Instantiate a pool (default size equals the number of CPU cores):

pool = ThreadPool()

For network‑bound tasks you may want to set the pool size manually:

pool = ThreadPool(4)  # Sets the pool size to 4

Too many threads can cause overhead that outweighs the work; experiment to find the optimal size.

Rewriting the earlier example with a pool reduces the core code to four lines:

import urllib2
from multiprocessing.dummy import Pool as ThreadPool

urls = [
    'http://www.python.org',
    'http://www.python.org/about/',
    'http://www.onlamp.com/pub/a/python/2003/04/17/metaclasses.html',
    'http://www.python.org/doc/',
    'http://www.python.org/download/',
    'http://www.python.org/getit/',
    'http://www.python.org/community/',
    'https://wiki.python.org/moin/',
    'http://planet.python.org/',
    'https://wiki.python.org/moin/LocalUserGroups',
    'http://www.python.org/psf/',
    'http://docs.python.org/devguide/',
    'http://www.python.org/community/awards/',
    # etc..
]

pool = ThreadPool(4)
results = pool.map(urllib2.urlopen, urls)
pool.close()
pool.join()

Benchmarking shows dramatic speedups:

#        Single thread:  14.4 Seconds
#               4 Pool:   3.1 Seconds
#               8 Pool:   1.4 Seconds
#              13 Pool:   1.3 Seconds

Beyond a pool size of about nine, gains diminish on the author’s machine.

Another real‑world example

Generating thumbnails for thousands of images is a CPU‑intensive task that benefits from parallelism.

Single‑process version

import os
import PIL

from multiprocessing import Pool
from PIL import Image

SIZE = (75,75)
SAVE_DIRECTORY = 'thumbs'

def get_image_paths(folder):
    return (os.path.join(folder, f)
            for f in os.listdir(folder)
            if 'jpeg' in f)

def create_thumbnail(filename):
    im = Image.open(filename)
    im.thumbnail(SIZE, Image.ANTIALIAS)
    base, fname = os.path.split(filename)
    save_path = os.path.join(base, SAVE_DIRECTORY, fname)
    im.save(save_path)

if __name__ == '__main__':
    folder = os.path.abspath('11_18_2013_R000_IQM_Big_Sur_Mon__e10d1958e7b766c3e840')
    os.mkdir(os.path.join(folder, SAVE_DIRECTORY))

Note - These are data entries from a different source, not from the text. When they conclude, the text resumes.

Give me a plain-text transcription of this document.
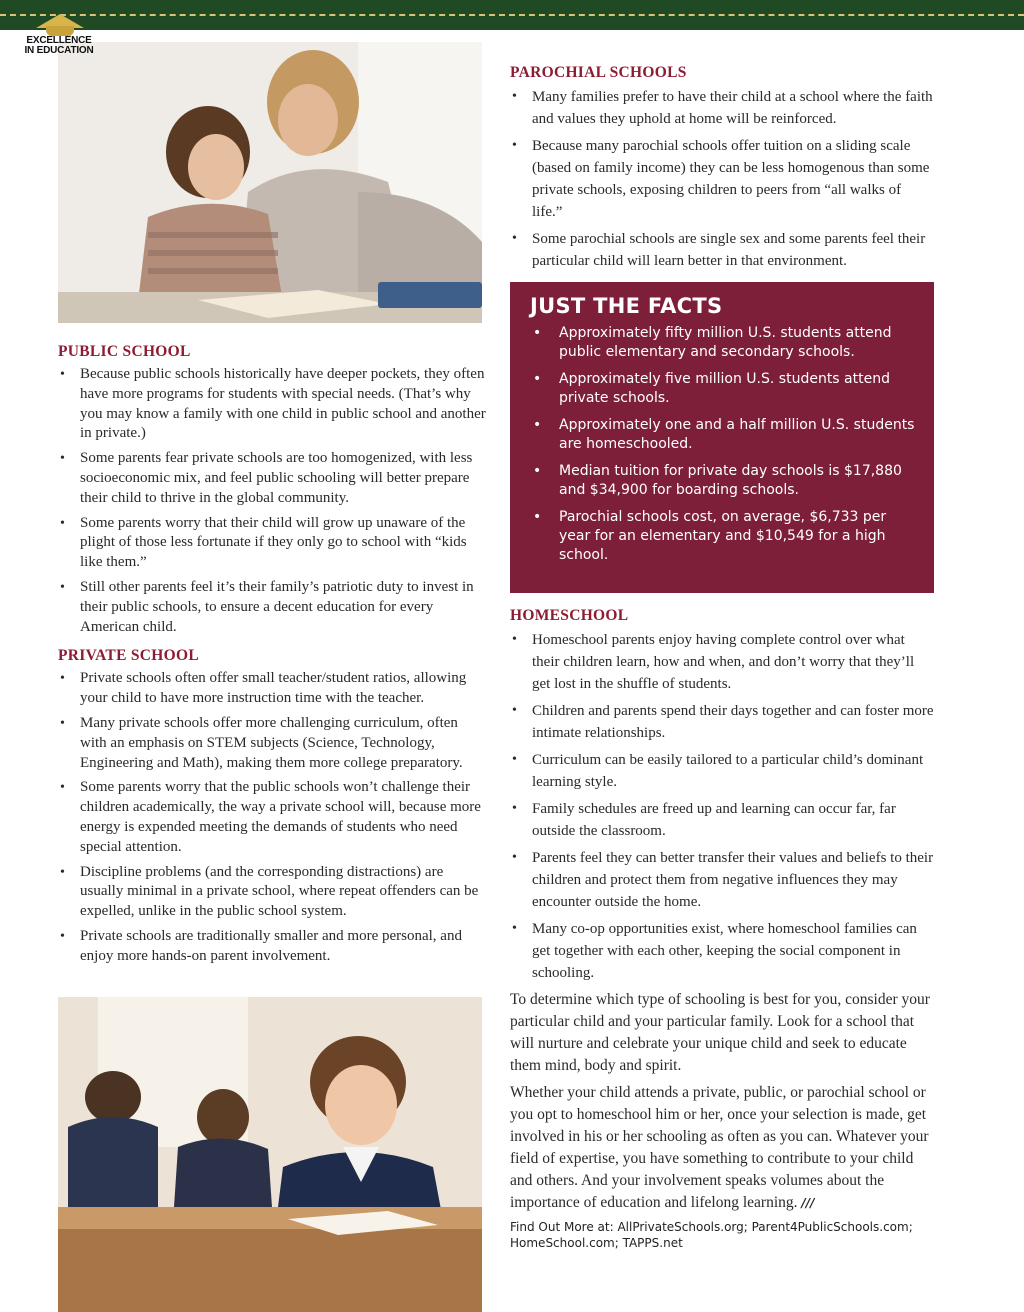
EXCELLENCE
IN EDUCATION
PUBLIC SCHOOL
• Because public schools historically have deeper pockets, they often have more programs for students with special needs. (That’s why you may know a family with one child in public school and another in private.)
• Some parents fear private schools are too homogenized, with less socioeconomic mix, and feel public schooling will better prepare their child to thrive in the global community.
• Some parents worry that their child will grow up unaware of the plight of those less fortunate if they only go to school with “kids like them.”
• Still other parents feel it’s their family’s patriotic duty to invest in their public schools, to ensure a decent education for every American child.
PRIVATE SCHOOL
• Private schools often offer small teacher/student ratios, allowing your child to have more instruction time with the teacher.
• Many private schools offer more challenging curriculum, often with an emphasis on STEM subjects (Science, Technology, Engineering and Math), making them more college preparatory.
• Some parents worry that the public schools won’t challenge their children academically, the way a private school will, because more energy is expended meeting the demands of students who need special attention.
• Discipline problems (and the corresponding distractions) are usually minimal in a private school, where repeat offenders can be expelled, unlike in the public school system.
• Private schools are traditionally smaller and more personal, and enjoy more hands-on parent involvement.
PAROCHIAL SCHOOLS
• Many families prefer to have their child at a school where the faith and values they uphold at home will be reinforced.
• Because many parochial schools offer tuition on a sliding scale (based on family income) they can be less homogenous than some private schools, exposing children to peers from “all walks of life.”
• Some parochial schools are single sex and some parents feel their particular child will learn better in that environment.
JUST THE FACTS
• Approximately fifty million U.S. students attend public elementary and secondary schools.
• Approximately five million U.S. students attend private schools.
• Approximately one and a half million U.S. students are homeschooled.
• Median tuition for private day schools is $17,880 and $34,900 for boarding schools.
• Parochial schools cost, on average, $6,733 per year for an elementary and $10,549 for a high school.
HOMESCHOOL
• Homeschool parents enjoy having complete control over what their children learn, how and when, and don’t worry that they’ll get lost in the shuffle of students.
• Children and parents spend their days together and can foster more intimate relationships.
• Curriculum can be easily tailored to a particular child’s dominant learning style.
• Family schedules are freed up and learning can occur far, far outside the classroom.
• Parents feel they can better transfer their values and beliefs to their children and protect them from negative influences they may encounter outside the home.
• Many co-op opportunities exist, where homeschool families can get together with each other, keeping the social component in schooling.

To determine which type of schooling is best for you, consider your particular child and your particular family. Look for a school that will nurture and celebrate your unique child and seek to educate them mind, body and spirit.

Whether your child attends a private, public, or parochial school or you opt to homeschool him or her, once your selection is made, get involved in his or her schooling as often as you can. Whatever your field of expertise, you have something to contribute to your child and others. And your involvement speaks volumes about the importance of education and lifelong learning. ///

Find Out More at: AllPrivateSchools.org; Parent4PublicSchools.com; HomeSchool.com; TAPPS.net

    images = get_image_paths(folder)
    for image in images:
        create_thumbnail(image)

This version processes 6,000 images in about 27.9 seconds.

Parallel version using map

import os
import PIL

from multiprocessing import Pool
from PIL import Image

SIZE = (75,75)
SAVE_DIRECTORY = 'thumbs'

def get_image_paths(folder):
    return (os.path.join(folder, f)
            for f in os.listdir(folder)
            if 'jpeg' in f)

def create_thumbnail(filename):
    im = Image.open(filename)
    im.thumbnail(SIZE, Image.ANTIALIAS)
    base, fname = os.path.split(filename)
    save_path = os.path.join(base, SAVE_DIRECTORY, fname)
    im.save(save_path)

if __name__ == '__main__':
    folder = os.path.abspath('11_18_2013_R000_IQM_Big_Sur_Mon__e10d1958e7b766c3e840')
    os.mkdir(os.path.join(folder, SAVE_DIRECTORY))

    images = get_image_paths(folder)
    pool = Pool()
    pool.map(create_thumbnail, images)
    pool.close()
    pool.join()

The parallel version finishes in about 5.6 seconds, a clear improvement with only a few code changes.

Thus, with a single line using map and an appropriate pool, Python scripts can be parallelized efficiently, simplifying debugging and avoiding deadlocks.